Chet Wizniewski relève qu’il existe de nombreuses autres approches de maquillage du code malicieux. Mais pour, n’en déplaise aux alarmistes, celles-ci ne résistent généralement pas aux techniques de détection actuelles.
L’empaquetage ne fait pas non plus vraiment peur à Fabian Wosar, directeur technique d’Emsisoft : « nous utilisons l’émulation. Cela signifie que nous exécutons le code analysé dans un environnement émulé. Nous sommes souvent capables de pleinement démaquiller le code ainsi pour l’analysé en mémoire ». En outre, certains outils de maquillage ne sont utilisés qu’à des fins malicieuses, et là, « nous détectons les fichiers cachés avec ces outils ». Enfin, le module de blocage basé sur l’analyse comportementale « n’est pas affecté du tout par le maquillage, puisque l’on surveille en temps réel ce que fait le fichier ».
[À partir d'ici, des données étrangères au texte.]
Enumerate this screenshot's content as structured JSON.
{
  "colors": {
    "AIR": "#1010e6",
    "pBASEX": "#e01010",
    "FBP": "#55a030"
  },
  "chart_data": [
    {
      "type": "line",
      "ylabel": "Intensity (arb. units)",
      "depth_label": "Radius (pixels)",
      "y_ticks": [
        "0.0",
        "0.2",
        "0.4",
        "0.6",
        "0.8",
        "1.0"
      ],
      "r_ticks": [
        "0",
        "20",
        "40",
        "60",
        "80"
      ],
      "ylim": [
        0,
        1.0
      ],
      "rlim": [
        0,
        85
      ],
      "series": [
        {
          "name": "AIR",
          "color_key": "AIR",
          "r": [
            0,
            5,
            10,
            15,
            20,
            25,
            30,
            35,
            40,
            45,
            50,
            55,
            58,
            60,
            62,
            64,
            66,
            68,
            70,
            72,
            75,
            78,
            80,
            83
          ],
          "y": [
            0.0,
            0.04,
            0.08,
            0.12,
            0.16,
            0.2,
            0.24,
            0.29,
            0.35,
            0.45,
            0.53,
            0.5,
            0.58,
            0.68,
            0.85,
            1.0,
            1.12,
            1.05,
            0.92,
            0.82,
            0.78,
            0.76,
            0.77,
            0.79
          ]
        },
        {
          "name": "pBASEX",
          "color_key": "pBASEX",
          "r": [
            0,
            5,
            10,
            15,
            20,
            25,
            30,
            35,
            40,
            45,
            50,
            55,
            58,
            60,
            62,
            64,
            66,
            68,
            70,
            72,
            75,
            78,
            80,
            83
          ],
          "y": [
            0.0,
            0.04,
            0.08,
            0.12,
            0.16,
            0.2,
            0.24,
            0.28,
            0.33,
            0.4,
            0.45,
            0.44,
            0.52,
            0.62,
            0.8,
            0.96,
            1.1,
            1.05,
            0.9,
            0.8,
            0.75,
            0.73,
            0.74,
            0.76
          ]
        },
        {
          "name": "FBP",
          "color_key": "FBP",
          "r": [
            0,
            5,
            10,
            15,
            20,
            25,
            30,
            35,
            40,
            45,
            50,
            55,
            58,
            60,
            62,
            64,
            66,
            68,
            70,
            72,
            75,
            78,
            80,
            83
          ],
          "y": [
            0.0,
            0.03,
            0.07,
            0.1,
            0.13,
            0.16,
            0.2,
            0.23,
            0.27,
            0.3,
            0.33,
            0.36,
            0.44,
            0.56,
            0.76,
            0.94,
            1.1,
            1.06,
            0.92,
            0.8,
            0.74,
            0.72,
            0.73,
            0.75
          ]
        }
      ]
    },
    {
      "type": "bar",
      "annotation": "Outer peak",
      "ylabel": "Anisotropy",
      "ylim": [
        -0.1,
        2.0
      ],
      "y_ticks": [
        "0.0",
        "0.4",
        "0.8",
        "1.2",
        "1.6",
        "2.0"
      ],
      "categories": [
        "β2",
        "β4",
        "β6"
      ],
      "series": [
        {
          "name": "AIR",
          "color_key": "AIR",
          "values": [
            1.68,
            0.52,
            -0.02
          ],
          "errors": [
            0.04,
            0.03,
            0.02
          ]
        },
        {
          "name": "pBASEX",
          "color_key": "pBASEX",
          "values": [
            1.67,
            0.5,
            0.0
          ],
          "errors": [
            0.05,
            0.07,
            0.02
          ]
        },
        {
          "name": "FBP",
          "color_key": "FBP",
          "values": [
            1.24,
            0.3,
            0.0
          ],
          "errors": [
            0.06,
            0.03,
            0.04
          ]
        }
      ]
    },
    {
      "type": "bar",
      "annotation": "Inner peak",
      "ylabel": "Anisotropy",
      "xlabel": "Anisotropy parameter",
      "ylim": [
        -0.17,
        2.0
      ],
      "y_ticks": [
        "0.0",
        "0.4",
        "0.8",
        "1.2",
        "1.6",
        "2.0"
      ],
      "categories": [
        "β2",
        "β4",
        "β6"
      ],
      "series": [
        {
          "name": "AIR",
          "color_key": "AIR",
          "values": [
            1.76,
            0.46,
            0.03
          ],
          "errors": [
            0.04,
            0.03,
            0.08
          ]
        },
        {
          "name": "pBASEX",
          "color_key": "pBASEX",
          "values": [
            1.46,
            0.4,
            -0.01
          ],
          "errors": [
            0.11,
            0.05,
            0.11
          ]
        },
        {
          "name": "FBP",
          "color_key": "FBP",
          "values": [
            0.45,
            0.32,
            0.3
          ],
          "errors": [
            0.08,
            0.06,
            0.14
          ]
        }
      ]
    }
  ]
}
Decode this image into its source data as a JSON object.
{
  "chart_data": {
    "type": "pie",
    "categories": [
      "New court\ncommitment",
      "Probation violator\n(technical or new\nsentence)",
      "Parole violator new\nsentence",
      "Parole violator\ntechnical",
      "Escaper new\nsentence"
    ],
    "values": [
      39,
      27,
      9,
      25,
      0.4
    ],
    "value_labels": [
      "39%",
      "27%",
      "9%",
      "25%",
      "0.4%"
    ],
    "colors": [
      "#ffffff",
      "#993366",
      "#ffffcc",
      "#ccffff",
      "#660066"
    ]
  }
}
Chez Trend Micro, Renaud Bidou, directeur technique Europe du Sud, ne s’inscrit pas sur une ligne différente : « l’usage de packers, le chiffrement du code, l’application de technique de polymorphisme ou encore le déploiement directement en mémoire sans passer par le disque (‘fileless’) sont aujourd’hui des techniques couramment utilisées ». Et ce n’est plus une surprise pour personne : « cet état de fait a été pris en compte depuis plus d’une dizaine d’années avec le développement au fil du temps et des innovations de différentes technologies ». Et là encore, on retrouve les techniques évoquées par ses confrères et concurrents.
Thierry Gourdin, responsable avant-vente chez Kaspersky, décrit quant à lui deux processus de prétraitement en parallèle : l’un statique, l’autre dynamique. Le premier se concentre sur l’extraction du code maquillé avant son analyse à l’aide d’un modèle entrainé sur des attributs statiques. Le second s’appuie sur l’émulation, pour confronter le comportement du code à… un modèle d’analyse comportementale.
Christophe Auberger, évangéliste cybersécurité chez Fortinet, souligne lui aussi que « les packers sont une chose assez classique aujourd’hui ». Et si, « on estime que 95 % des maliciels détectés aujourd’hui n’existaient pas hier et n’existeront pas demain », ce n’est pas parce qu’ils sont originaux : « c’est de l’empaquetage, de l’offuscation… mais il n’y a pas 50 000 souches différentes aujourd’hui ». S’il revient sur les techniques détaillées par ses confrères et concurrents, il aborde aussi la question des signatures dites polymorphiques : « aujourd’hui, chaque signature est capable de détecter en 500 et 1000 variants d’un même malware ». De quoi ajouter au crédit des signatures avant même d’aborder les techniques plus avancées, notamment comportementales.